Все-таки собачка выла на одном из балконов. На один-два этажа выше моего. Или в одной из соседних квартир. Или – крайний случай – в одном из соседних домов. Тихонько так выла, но очень проникновенно. Должно быть, маленькая собачка, что-то вроде спаниеля. Но, быть может, громкость собачьего пения и впрямь сильно зависит от лунных фаз, достигая максимума в полнолуние? Нынешний вой был так себе, вполголоса. Поднявшись на мгновение до почти волчьих фиоритур, он тут же превращался в поскуливание, которое, однако, доставало еще сильнее. Поработаешь тут, как же! Попробуйте как-нибудь сосредоточиться, когда за стенкой плачет ребенок. Очень затруднительно.

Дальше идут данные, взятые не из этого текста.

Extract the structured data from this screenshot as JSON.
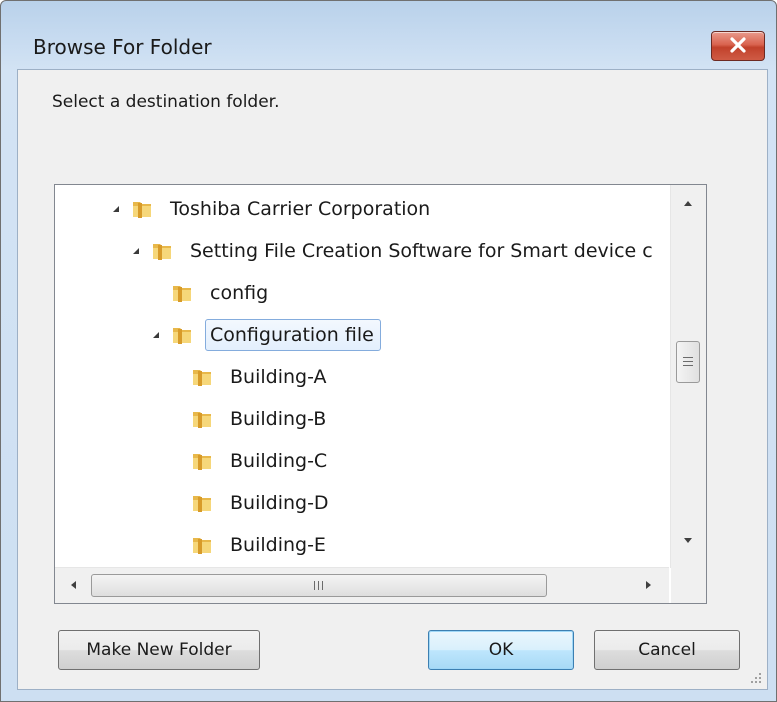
{
  "window": {
    "title": "Browse For Folder",
    "close_icon": "close-x-icon"
  },
  "dialog": {
    "prompt": "Select a destination folder."
  },
  "tree": {
    "items": [
      {
        "label": "Toshiba Carrier Corporation",
        "expanded": true,
        "selected": false,
        "icon": "folder-icon"
      },
      {
        "label": "Setting File Creation Software for Smart device c",
        "expanded": true,
        "selected": false,
        "icon": "folder-icon"
      },
      {
        "label": "config",
        "expanded": false,
        "selected": false,
        "icon": "folder-icon"
      },
      {
        "label": "Configuration file",
        "expanded": true,
        "selected": true,
        "icon": "folder-icon"
      },
      {
        "label": "Building-A",
        "expanded": false,
        "selected": false,
        "icon": "folder-icon"
      },
      {
        "label": "Building-B",
        "expanded": false,
        "selected": false,
        "icon": "folder-icon"
      },
      {
        "label": "Building-C",
        "expanded": false,
        "selected": false,
        "icon": "folder-icon"
      },
      {
        "label": "Building-D",
        "expanded": false,
        "selected": false,
        "icon": "folder-icon"
      },
      {
        "label": "Building-E",
        "expanded": false,
        "selected": false,
        "icon": "folder-icon"
      }
    ]
  },
  "buttons": {
    "make_new_folder": "Make New Folder",
    "ok": "OK",
    "cancel": "Cancel"
  },
  "colors": {
    "accent": "#3c7fb1",
    "close_red": "#c1412b",
    "selection": "#84acdd"
  }
}
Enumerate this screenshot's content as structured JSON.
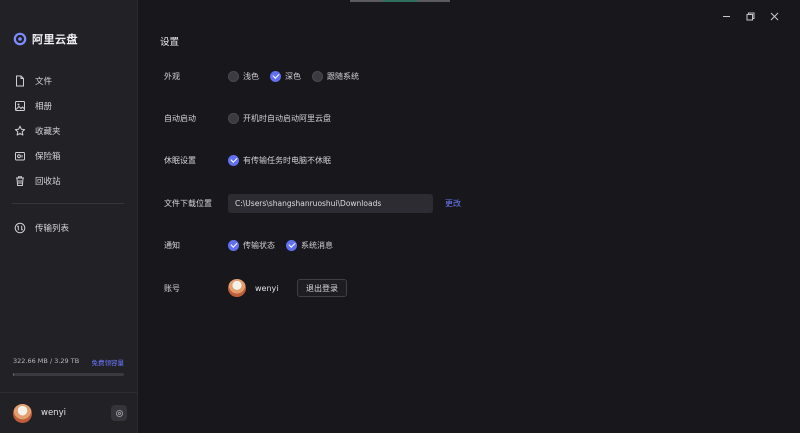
{
  "app": {
    "name": "阿里云盘"
  },
  "sidebar": {
    "items": [
      {
        "label": "文件",
        "icon": "file-icon"
      },
      {
        "label": "相册",
        "icon": "photo-icon"
      },
      {
        "label": "收藏夹",
        "icon": "star-icon"
      },
      {
        "label": "保险箱",
        "icon": "safe-icon"
      },
      {
        "label": "回收站",
        "icon": "trash-icon"
      }
    ],
    "transfer": {
      "label": "传输列表",
      "icon": "transfer-icon"
    },
    "storage": {
      "used_text": "322.66 MB / 3.29 TB",
      "link": "免费领容量",
      "used_fraction": 0.0001
    },
    "user": {
      "name": "wenyi"
    }
  },
  "settings": {
    "title": "设置",
    "appearance": {
      "label": "外观",
      "options": [
        "浅色",
        "深色",
        "跟随系统"
      ],
      "selected": "深色"
    },
    "autostart": {
      "label": "自动启动",
      "option": "开机时自动启动阿里云盘",
      "checked": false
    },
    "sleep": {
      "label": "休眠设置",
      "option": "有传输任务时电脑不休眠",
      "checked": true
    },
    "download": {
      "label": "文件下载位置",
      "path": "C:\\Users\\shangshanruoshui\\Downloads",
      "change": "更改"
    },
    "notify": {
      "label": "通知",
      "options": [
        "传输状态",
        "系统消息"
      ],
      "checked": [
        true,
        true
      ]
    },
    "account": {
      "label": "账号",
      "name": "wenyi",
      "logout": "退出登录"
    }
  },
  "colors": {
    "accent": "#6170f0",
    "link": "#6c7bff",
    "bg": "#18181c",
    "sidebar": "#212126"
  }
}
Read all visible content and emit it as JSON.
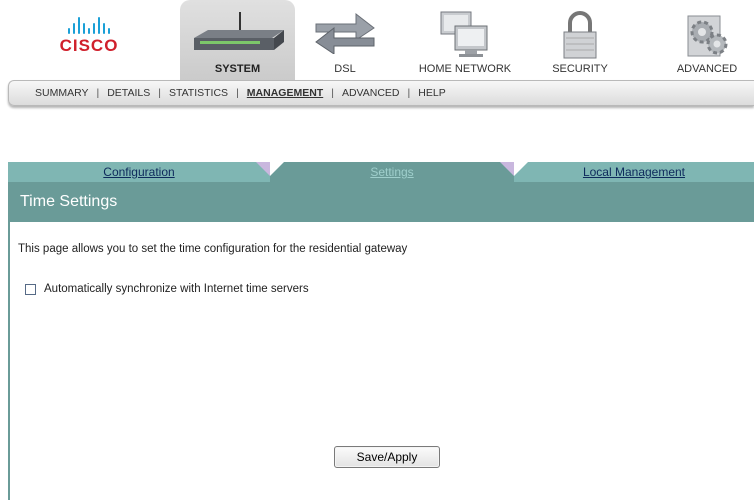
{
  "logo": {
    "text": "CISCO"
  },
  "nav": {
    "items": [
      {
        "label": "SYSTEM",
        "icon": "router-icon",
        "active": true
      },
      {
        "label": "DSL",
        "icon": "arrows-icon"
      },
      {
        "label": "HOME NETWORK",
        "icon": "computers-icon"
      },
      {
        "label": "SECURITY",
        "icon": "padlock-icon"
      },
      {
        "label": "ADVANCED",
        "icon": "gears-icon"
      }
    ]
  },
  "submenu": {
    "items": [
      "SUMMARY",
      "DETAILS",
      "STATISTICS",
      "MANAGEMENT",
      "ADVANCED",
      "HELP"
    ],
    "active": "MANAGEMENT"
  },
  "page_tabs": [
    {
      "label": "Configuration"
    },
    {
      "label": "Settings",
      "active": true
    },
    {
      "label": "Local Management"
    }
  ],
  "content": {
    "title": "Time Settings",
    "description": "This page allows you to set the time configuration for the residential gateway",
    "sync_checkbox": {
      "label": "Automatically synchronize with Internet time servers",
      "checked": false
    },
    "save_button": "Save/Apply"
  },
  "colors": {
    "panel": "#6a9b98",
    "inactive_tab": "#7fb6b3",
    "cisco_red": "#d0202c",
    "cisco_blue": "#1ba0d7"
  }
}
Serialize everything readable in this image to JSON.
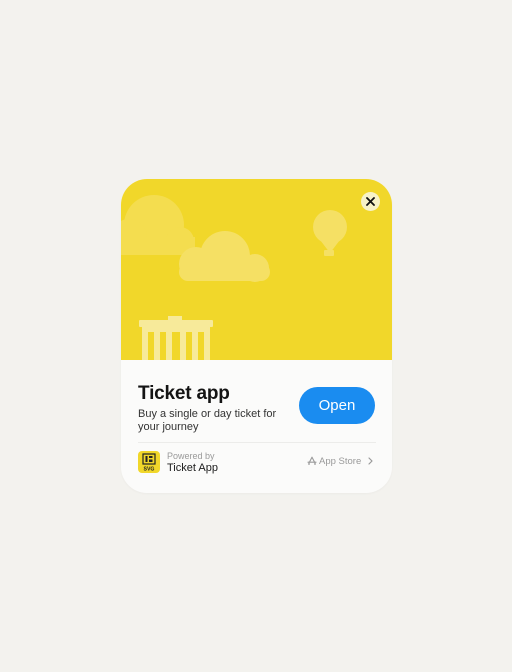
{
  "clip": {
    "title": "Ticket app",
    "subtitle": "Buy a single or day ticket for your journey",
    "open_label": "Open",
    "close_icon": "close-icon",
    "hero_color": "#f1d72a",
    "accent_color": "#1a8cf0"
  },
  "footer": {
    "powered_label": "Powered by",
    "powered_name": "Ticket App",
    "app_icon_text": "SVG",
    "store_label": "App Store",
    "store_icon": "app-store-icon",
    "chevron_icon": "chevron-right-icon"
  }
}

Наутро привычные радости жизни напрочь вытеснили из сознания самые микроскопические воспоминания о несчастной вчерашней собачке. Какое там! За неделю борьбы с простудой дела накопились в количестве, близком к обвальному. Еще чуть-чуть – и хлынут лавиной, накрывая все, что попадется по дороге. Погибать под обвалом что-то не хотелось, пришлось разгребать. Тут уж не до всяких неясных обстоятельств. Если в течение часа надо ухитриться попасть в три даже географически разных места, да не просто попасть, а еще и побеседовать с людьми и порешать всяко-разные нужные вопросы... Поневоле начнешь вспоминать всех героев мирового фольклора, умевших существовать в нескольких лицах или на крайний случай обладавших сапогами-скороходами. В общем, не умеешь раздваиваться – остается расстраиваться.
Впрочем, расстраиваться всерьез я начала только после обеда, когда узнала, что вчера вечером «жемчужный» список пополнился новой жертвой. На этот раз девушка была не просто с нашего «островка», а из моего подъезда. Хуже того, я знала ее лично: Марина Геллер несколько раз приносила в редакцию «Городской газеты» заметки о танцевальных конкурсах. Говорят, у балетных ум в ногах, но к ней это не относилось абсолютно. Прочитав хотя бы килограмм «самотека» и пообщавшись с авторами, убеждаешься: способность человека мыслить явственно отражается в том, как он излагает свои соображения на бумаге. С этим можно спорить, это невозможно доказать, но, поверьте, это так и есть.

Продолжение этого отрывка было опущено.